# Faelan's very first JWW leg and Std too :)



## AmberSunrise (Apr 1, 2009)

He q'd in preferred JWW today on a course designed to bring bars down, fun to run but watching open with a similar course have so few bars remaining up made me think outside the box. He was running so fast I actually stopped him on course to collect himself but let him have his head on the course closing 4 jumps. He was applauded any people were actually lined up to compliment his 'go' response. 2nd place but mostly no knocked bars 
... what a good boy he is.


----------



## DNL2448 (Feb 13, 2009)

Yay Faelan! Congratulations, sounds like you had a super fun day!


----------



## hotel4dogs (Sep 29, 2008)

woooooo hooooo great job Faelan! (and Sharon!)


----------



## sammydog (Aug 23, 2008)

Wonderful job! That first leg is the best! Are you showing again tomorrow?


----------



## Loisiana (Jul 29, 2009)

Faelan's going to be one of those dogs with too many letters behind his name to count! Congrats on a leg towards a new title!


----------



## AmberSunrise (Apr 1, 2009)

sammydog said:


> Wonderful job! That first leg is the best! Are you showing again tomorrow?
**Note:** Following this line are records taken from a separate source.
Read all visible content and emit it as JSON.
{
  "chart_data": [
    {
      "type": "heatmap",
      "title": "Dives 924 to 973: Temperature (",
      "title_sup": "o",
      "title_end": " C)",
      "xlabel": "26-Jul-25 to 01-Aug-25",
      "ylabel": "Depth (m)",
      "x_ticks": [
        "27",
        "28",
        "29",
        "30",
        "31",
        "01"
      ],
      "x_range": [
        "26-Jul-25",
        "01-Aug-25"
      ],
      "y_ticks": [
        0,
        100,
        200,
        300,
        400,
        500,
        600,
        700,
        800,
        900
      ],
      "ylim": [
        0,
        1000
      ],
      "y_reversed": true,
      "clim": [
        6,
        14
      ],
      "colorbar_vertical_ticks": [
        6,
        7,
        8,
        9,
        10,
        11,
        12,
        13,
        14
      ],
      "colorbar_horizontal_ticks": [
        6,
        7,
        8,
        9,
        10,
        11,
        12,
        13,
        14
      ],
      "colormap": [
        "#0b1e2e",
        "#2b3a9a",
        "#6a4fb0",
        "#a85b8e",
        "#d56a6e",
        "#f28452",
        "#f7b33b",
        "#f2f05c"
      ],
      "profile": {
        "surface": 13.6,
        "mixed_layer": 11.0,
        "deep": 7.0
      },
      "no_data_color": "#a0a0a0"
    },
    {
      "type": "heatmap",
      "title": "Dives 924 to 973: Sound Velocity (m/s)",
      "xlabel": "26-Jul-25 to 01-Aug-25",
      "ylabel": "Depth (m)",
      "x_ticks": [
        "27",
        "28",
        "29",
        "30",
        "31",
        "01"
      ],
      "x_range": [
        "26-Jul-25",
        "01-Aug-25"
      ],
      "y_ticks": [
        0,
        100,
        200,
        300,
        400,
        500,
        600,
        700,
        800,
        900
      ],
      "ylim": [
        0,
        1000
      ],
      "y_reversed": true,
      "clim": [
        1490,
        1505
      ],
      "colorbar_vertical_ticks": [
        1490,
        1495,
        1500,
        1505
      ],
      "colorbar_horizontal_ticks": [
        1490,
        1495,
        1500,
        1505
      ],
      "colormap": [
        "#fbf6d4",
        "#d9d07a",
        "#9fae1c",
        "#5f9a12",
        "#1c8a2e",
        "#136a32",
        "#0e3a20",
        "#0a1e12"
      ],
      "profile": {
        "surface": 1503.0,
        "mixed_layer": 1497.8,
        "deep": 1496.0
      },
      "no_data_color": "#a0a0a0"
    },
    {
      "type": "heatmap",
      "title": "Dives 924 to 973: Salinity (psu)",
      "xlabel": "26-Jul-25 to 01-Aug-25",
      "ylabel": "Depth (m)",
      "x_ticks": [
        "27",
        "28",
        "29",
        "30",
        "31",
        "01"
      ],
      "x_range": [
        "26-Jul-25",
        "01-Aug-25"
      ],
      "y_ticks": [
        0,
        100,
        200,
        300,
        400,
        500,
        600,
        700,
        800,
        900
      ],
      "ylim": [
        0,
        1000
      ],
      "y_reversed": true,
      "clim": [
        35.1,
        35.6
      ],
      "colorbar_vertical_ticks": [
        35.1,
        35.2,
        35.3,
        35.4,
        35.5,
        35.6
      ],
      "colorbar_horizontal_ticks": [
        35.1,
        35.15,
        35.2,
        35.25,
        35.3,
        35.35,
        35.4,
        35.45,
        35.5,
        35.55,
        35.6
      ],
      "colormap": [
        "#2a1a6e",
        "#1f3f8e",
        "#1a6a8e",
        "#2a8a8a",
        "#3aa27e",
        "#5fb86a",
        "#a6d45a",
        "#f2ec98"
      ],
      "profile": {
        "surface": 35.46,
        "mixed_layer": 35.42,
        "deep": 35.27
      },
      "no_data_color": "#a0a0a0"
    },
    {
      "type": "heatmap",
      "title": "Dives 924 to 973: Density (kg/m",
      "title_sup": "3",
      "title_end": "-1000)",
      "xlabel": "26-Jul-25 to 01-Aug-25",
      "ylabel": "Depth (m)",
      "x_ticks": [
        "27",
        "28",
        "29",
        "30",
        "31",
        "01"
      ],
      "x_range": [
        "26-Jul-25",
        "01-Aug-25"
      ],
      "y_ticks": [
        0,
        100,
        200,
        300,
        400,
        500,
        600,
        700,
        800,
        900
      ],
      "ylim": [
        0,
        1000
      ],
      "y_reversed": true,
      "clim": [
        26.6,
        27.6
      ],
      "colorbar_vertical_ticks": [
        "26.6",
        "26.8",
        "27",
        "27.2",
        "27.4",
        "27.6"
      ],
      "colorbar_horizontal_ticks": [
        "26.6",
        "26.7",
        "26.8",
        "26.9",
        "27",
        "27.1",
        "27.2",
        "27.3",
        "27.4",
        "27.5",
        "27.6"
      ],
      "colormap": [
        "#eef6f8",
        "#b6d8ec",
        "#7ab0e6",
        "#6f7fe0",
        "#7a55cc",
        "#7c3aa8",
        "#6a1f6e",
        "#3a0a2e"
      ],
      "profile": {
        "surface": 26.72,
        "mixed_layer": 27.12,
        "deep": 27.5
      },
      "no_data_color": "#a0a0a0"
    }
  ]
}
No, I pick up Ms Towhee tomorrow and Faelan is in a fun field trial. Now that he is leaving bars up (knock wood) we may start back to backs, but I still have lots of jump work ahead. But he kept the bars up this morning and that's a great start


----------



## sammydog (Aug 23, 2008)

I almost forgot your fun field day was this weekend. Have fun!!


----------



## AmberSunrise (Apr 1, 2009)

Faelan's first NAP Q was also today. 1st place. He really did well today and his instructors got to see him being successful too. Good boy squared. 2 toys, 2 rosettes and one happy person with her dog.


----------



## hollyk (Feb 21, 2009)

Woohoo! Well done Sharon and Faelan.


----------



## sammydog (Aug 23, 2008)

Yay! Your day got even better!!! Congrats on the Qs, the ribbon and the toys! Enjoy!


----------



## Titan1 (Jan 19, 2010)

Sharon congrats to you both... When you pick up Ms Towhee... will you see some puppies?


----------



## AmberSunrise (Apr 1, 2009)

@Michelle,

Probably not  Ms Towhee will be coming to the Fun Field Trial with Barb & Mike's crew ( they have 5 entered). I doubt if Barb will be bringing such young pups to the training grounds.


----------



## AmberSunrise (Apr 1, 2009)

Photos of Faelan with his ribbons & toys (from Facebook an my phone)


----------



## hotel4dogs (Sep 29, 2008)

wow, congratulations on TWO q's!


----------



## Loisiana (Jul 29, 2009)

He is so freaking handsome Sharon!


----------



## 2golddogs (Oct 19, 2009)

Congratulations! Love the pictures of your handsome boy.


----------



## AmberSunrise (Apr 1, 2009)

Loisiana said:


> He is so freaking handsome Sharon!


Thanks  I looked at the photos and wished I had groomed him up after his last Hunt Test LOL; he is only 65 pounds at 23 1/2 inches tail but his coat makes him look heavier - but then I love his coat


----------



## hawtee (Nov 1, 2006)

Great job and what a good looking boy, Love that smile of his!


----------



## tippykayak (Oct 27, 2008)

Congrats, you guys!


----------



## Maxs Mom (Mar 22, 2008)

WOO HOO a "double Q". That is awesome! 

Congratulations. He looks so nice with his ribbons.


----------